WARMER MIXTAPES #268 | by Jeremy Krinsley [Human Resources]
Been making tapes and CD-Rs as Human Resources since 2008. I recently released Oxyc Woody, a free CD-R of pissed-out synth chop stuff, and I have some singin' hazey pop songs coming out in early 2011 on Ghosthunters Club Co-Op to be accompanied by a VHS tape by Eye Bodega: First vinyl release ever. First VHS tape release ever.
1. Unknown Artist | 543 Years Ahead Of You
This is a sort of arbitrary choice within the radio-focused Sublime Frequencies releases. People can get their panties twisted about some kinds of musical tourism and appropriation, but these releases are tap water straight from the source and thanks to the limited recording techniques available in a lot of the countries where these releases were made, there's an eerily familiar quality to the warm and fuzzy production. And while I'm on that kick...
2. Omar Souleyman | Jani
This is a track off of Souleyman's newer Sublime Frequency release, Highway To Hassake. If you're uninitiated, he's one of Syria's most popular wedding singers, no small order in a country where that's a lucrative gig for musicians. Omar Souleyman's voice is obviously the center of gravity in his music, but the way his keyboardist blends Syrian traditional scales (on a pitch-adjusted synth!) with straight balls-out techno beats makes this stuff my favorite to blast in cars. (Especially while rolling past custom officers and homeland security dogs?) Another cool note: Much of the singing is actually dictated into Souleyman's ear live, by a poet, Mahmoud Harbi. Another cool note: Souleyman has recorded 500 albums??
3. Missy Elliot | Work It
My favorite pop music video. How did she hang out with all those bees? Every time someone says they got their hair did Missy should get some residuals.

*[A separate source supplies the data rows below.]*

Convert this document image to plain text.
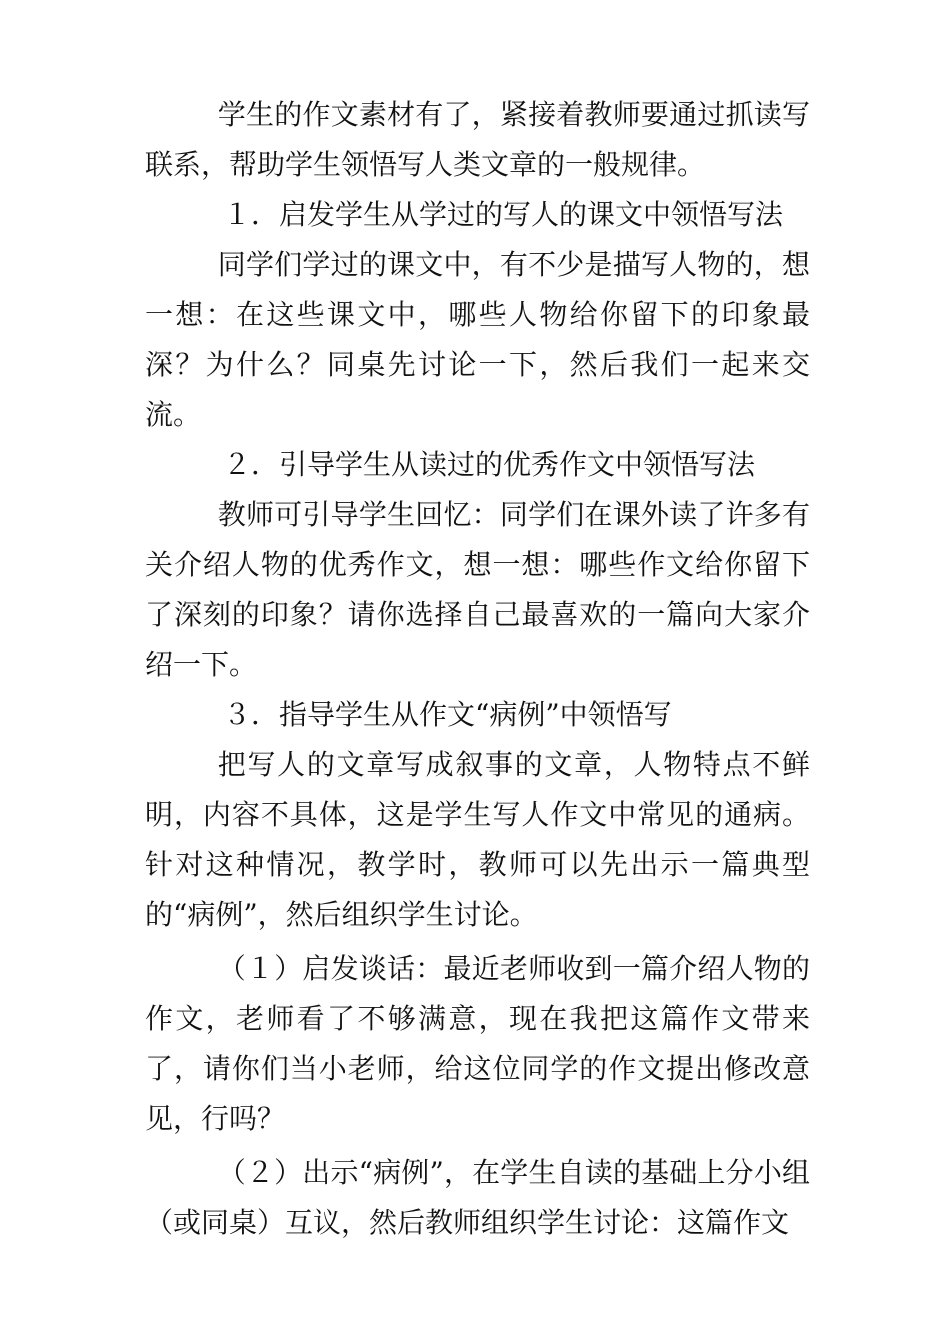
学生的作文素材有了，紧接着教师要通过抓读写联系，帮助学生领悟写人类文章的一般规律。

１．启发学生从学过的写人的课文中领悟写法

同学们学过的课文中，有不少是描写人物的，想一想：在这些课文中，哪些人物给你留下的印象最深？为什么？同桌先讨论一下，然后我们一起来交流。

２．引导学生从读过的优秀作文中领悟写法

教师可引导学生回忆：同学们在课外读了许多有关介绍人物的优秀作文，想一想：哪些作文给你留下了深刻的印象？请你选择自己最喜欢的一篇向大家介绍一下。

３．指导学生从作文“病例”中领悟写

把写人的文章写成叙事的文章，人物特点不鲜明，内容不具体，这是学生写人作文中常见的通病。针对这种情况，教学时，教师可以先出示一篇典型的“病例”，然后组织学生讨论。

（１）启发谈话：最近老师收到一篇介绍人物的作文，老师看了不够满意，现在我把这篇作文带来了，请你们当小老师，给这位同学的作文提出修改意见，行吗？

（２）出示“病例”，在学生自读的基础上分小组（或同桌）互议，然后教师组织学生讨论：这篇作文
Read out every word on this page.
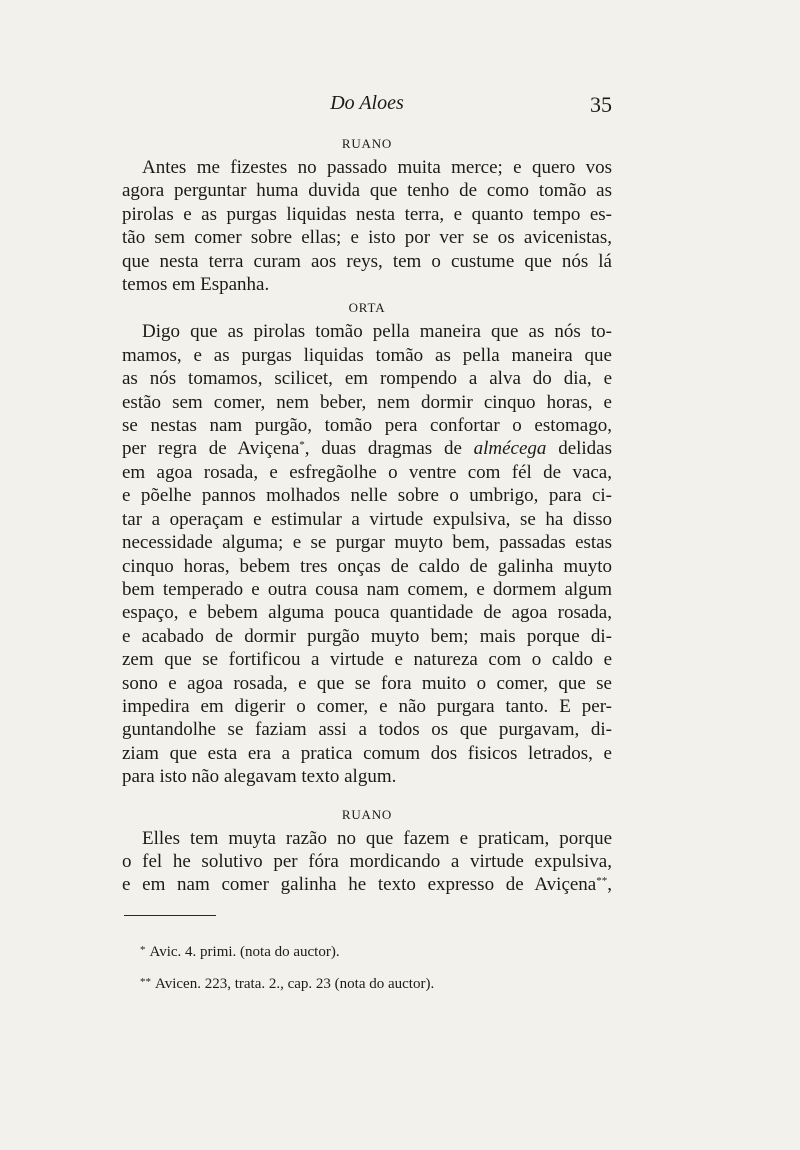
Do Aloes	35

RUANO

Antes me fizestes no passado muita merce; e quero vos
agora perguntar huma duvida que tenho de como tomão as
pirolas e as purgas liquidas nesta terra, e quanto tempo es-
tão sem comer sobre ellas; e isto por ver se os avicenistas,
que nesta terra curam aos reys, tem o custume que nós lá
temos em Espanha.

ORTA

Digo que as pirolas tomão pella maneira que as nós to-
mamos, e as purgas liquidas tomão as pella maneira que
as nós tomamos, scilicet, em rompendo a alva do dia, e
estão sem comer, nem beber, nem dormir cinquo horas, e
se nestas nam purgão, tomão pera confortar o estomago,
per regra de Aviçena*, duas dragmas de almécega delidas
em agoa rosada, e esfregãolhe o ventre com fél de vaca,
e põelhe pannos molhados nelle sobre o umbrigo, para ci-
tar a operaçam e estimular a virtude expulsiva, se ha disso
necessidade alguma; e se purgar muyto bem, passadas estas
cinquo horas, bebem tres onças de caldo de galinha muyto
bem temperado e outra cousa nam comem, e dormem algum
espaço, e bebem alguma pouca quantidade de agoa rosada,
e acabado de dormir purgão muyto bem; mais porque di-
zem que se fortificou a virtude e natureza com o caldo e
sono e agoa rosada, e que se fora muito o comer, que se
impedira em digerir o comer, e não purgara tanto. E per-
guntandolhe se faziam assi a todos os que purgavam, di-
ziam que esta era a pratica comum dos fisicos letrados, e
para isto não alegavam texto algum.

RUANO

Elles tem muyta razão no que fazem e praticam, porque
o fel he solutivo per fóra mordicando a virtude expulsiva,
e em nam comer galinha he texto expresso de Aviçena**,
* Avic. 4. primi. (nota do auctor).
** Avicen. 223, trata. 2., cap. 23 (nota do auctor).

4. This project called Opiate I think | This song I heard seven years ago by that project I can't find it anywhere
I used to use Soulseek a lot, and I downloaded a project called Opiate (I think) on a whim in 2003. One track was a repetitive sample, probably of backwards Rhodes or something synthetic and it was, yes, opiate-like, and I was pretty sure it was just a one-off bedroom recorder who made it, circulating his stuff slightly before the explosion of blogs made this even less of a big deal (and way before I dipped my hand in that trough). Beyond the short track being something I returned to regularly for pleasure, I fantasize that some of my *most obscure stuff that I release unannounced lands in stranger's files in the same kind of ways. If this guy is in fact a Billboard 200 artist, let me know.
5. Sister Nancy | Bam Bam
Whenever I DJ, this song brings the room together into worldly sisterhood like no other. The way the opening bass drops in and out and then IN is also genius.
6. Peaking Lights | Silver Tongues Soft Whisper
I caught Peaking Lights open for Indian Jewelry at Cake Shop a few years ago. As far as I could tell they brought their entire basement with them. Record players, shelving for record players, modified pre-amps, radios, thrift store gadgets, and of course Indra Dunis' keyboard, which she played on this song, one of my favorites bummer piano ballads of all time, in no short order thanks to the tinkered-with side-effect feedback mazes her hubbie Aaron Coyes conjures. That show marked the moment I was inspired to fuck with EQ-controlled feedback, a bedrock of the past two years of my home recordings.
7. The Beatles | Blue Jay Way
A true George Harrison sneak attack that pulls the rug from under my favorite album by those guys. Highly influential for my little kid self hearing glimpses of Weird in a household that organized its classical music chronologically but stopped a little past Schubert.
8. Ela Orleans | Myriads
The overall production quality Ela achieves approaches that watery dream state I think we'd all like to imagine we get to now and then. This is a very pretty song.
9. Sparkling Wide Pressure | Facing The Nothing World
Very well known to those who know him, Frank Baugh puts out truckloads of gorgeous music as Sparkling Wide Pressure, basically every fricking month. Facing The Nothing World is actually the whole Stunned Records CD-R he released at some point last year. If you're a long-spun instrumental freak than you probably have already felt kind of emo and squishy off the first track on this one, called Mood.
10. The Velvet Underground | Who Loves The Sun
Perfect. In any clime.
+11. Psychic Ills | I Knew My Name
I love what Psychic Ills are doing now with their long form slinky music that doesn't build or collapse and just kind of keeps going for ten minutes, but there are a few tracks on Dins that go really far towards being timeless rock music. I return to the vinyl of this like it came out yesterday. Especially this song.